Although polymers are already omnipresent in nowadays modern society, there is an ever increasing need for innovative materials to meet the next frontier of organic electronics, solar cells or fuel cell developments.1 Ultimately, any advance in this arena is intertwined and dependent on the ability to synthesize the desired materials with precision properties. With regard to conjugated polymers, which are largely assembled via M⁰/M^II‐based (M=Ni or Pd) polymerization,2 the consensus in the field is that “instead of searching for a universal catalyst, one should tune the catalyst's electronic and steric properties for each monomer.”3 Indeed, for the selection of the various widely employed conjugated polymers in Figure 1, 4 (i.e. polyfluorene, polythiophene, poly‐p‐phenylenes or polycarbazoles that are featured in transistors,5 photodetectors6 and solar cells7), there are also several different, specialized protocols for the best polymerization results reported, featuring Suzuki, Kumada or Negishi type transformations with Ni or Pd catalysts and reaction times anywhere between 30 minutes and 24 hours and temperatures ranging from 0 °C to 80 °C.8

Figure 1.

Important polymer classes for materials applications (top), current approaches in transition metal‐catalyzed polymerizations, vision and outline of this work (bottom).

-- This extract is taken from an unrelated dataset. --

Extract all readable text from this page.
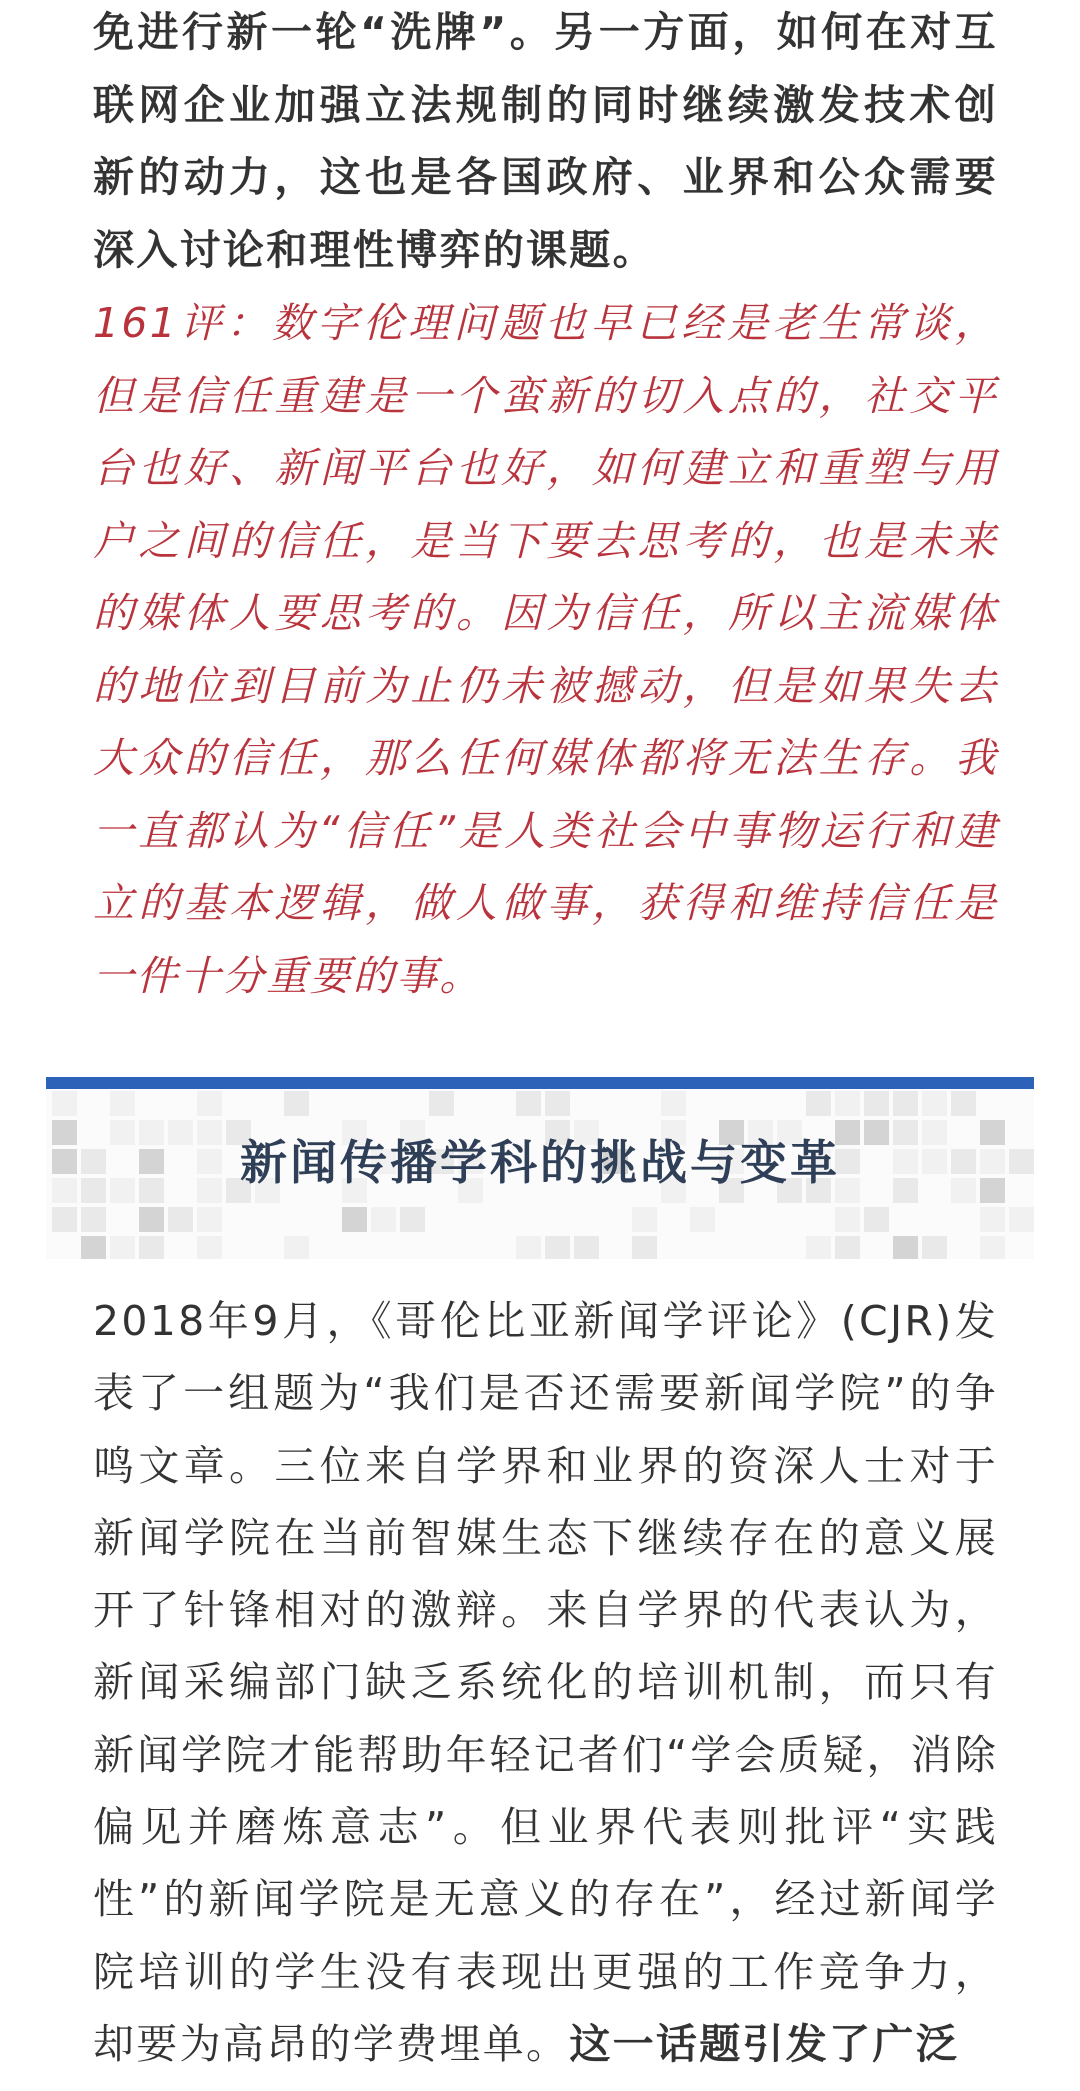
免进行新一轮“洗牌”。另一方面，如何在对互联网企业加强立法规制的同时继续激发技术创新的动力，这也是各国政府、业界和公众需要深入讨论和理性博弈的课题。

161评：数字伦理问题也早已经是老生常谈，但是信任重建是一个蛮新的切入点的，社交平台也好、新闻平台也好，如何建立和重塑与用户之间的信任，是当下要去思考的，也是未来的媒体人要思考的。因为信任，所以主流媒体的地位到目前为止仍未被撼动，但是如果失去大众的信任，那么任何媒体都将无法生存。我一直都认为“信任”是人类社会中事物运行和建立的基本逻辑，做人做事，获得和维持信任是一件十分重要的事。

新闻传播学科的挑战与变革

2018年9月，《哥伦比亚新闻学评论》(CJR)发表了一组题为“我们是否还需要新闻学院”的争鸣文章。三位来自学界和业界的资深人士对于新闻学院在当前智媒生态下继续存在的意义展开了针锋相对的激辩。来自学界的代表认为，新闻采编部门缺乏系统化的培训机制，而只有新闻学院才能帮助年轻记者们“学会质疑，消除偏见并磨炼意志”。但业界代表则批评“实践性”的新闻学院是无意义的存在”，经过新闻学院培训的学生没有表现出更强的工作竞争力，却要为高昂的学费埋单。这一话题引发了广泛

However, the discovery of innovative materials would be greatly accelerated if there was a single powerful polymerization strategy that allowed access to a library of conjugated polymers via high throughput polymerizations of diverse monomers. Ideally, this strategy is coupled with high practicability, such as a robust catalyst that needs no specialized equipment and is characterized by high speed to maximize throughput.9

In the small molecule world, Pd⁰/Pd^II based cross coupling strategies are highly dependent on the electronic and steric bias of the substrate and as such frequently require specialized catalysts and conditions.10 For example, chemoselective coupling strategies of polyhalogenated arenes are typically not fully predictable with regard to the favored coupling site and are highly substrate‐specific.11 By contrast, our group recently established that the use of the air‐ and moisture stable Pd^I dimer 1 allows for extremely rapid and highly selective carbon‐carbon bond formation of C−Br in the presence of C−Cl and C−OTf.12 Most importantly, the coupling was completely independent of the steric or electronic characteristics of the particular substrate.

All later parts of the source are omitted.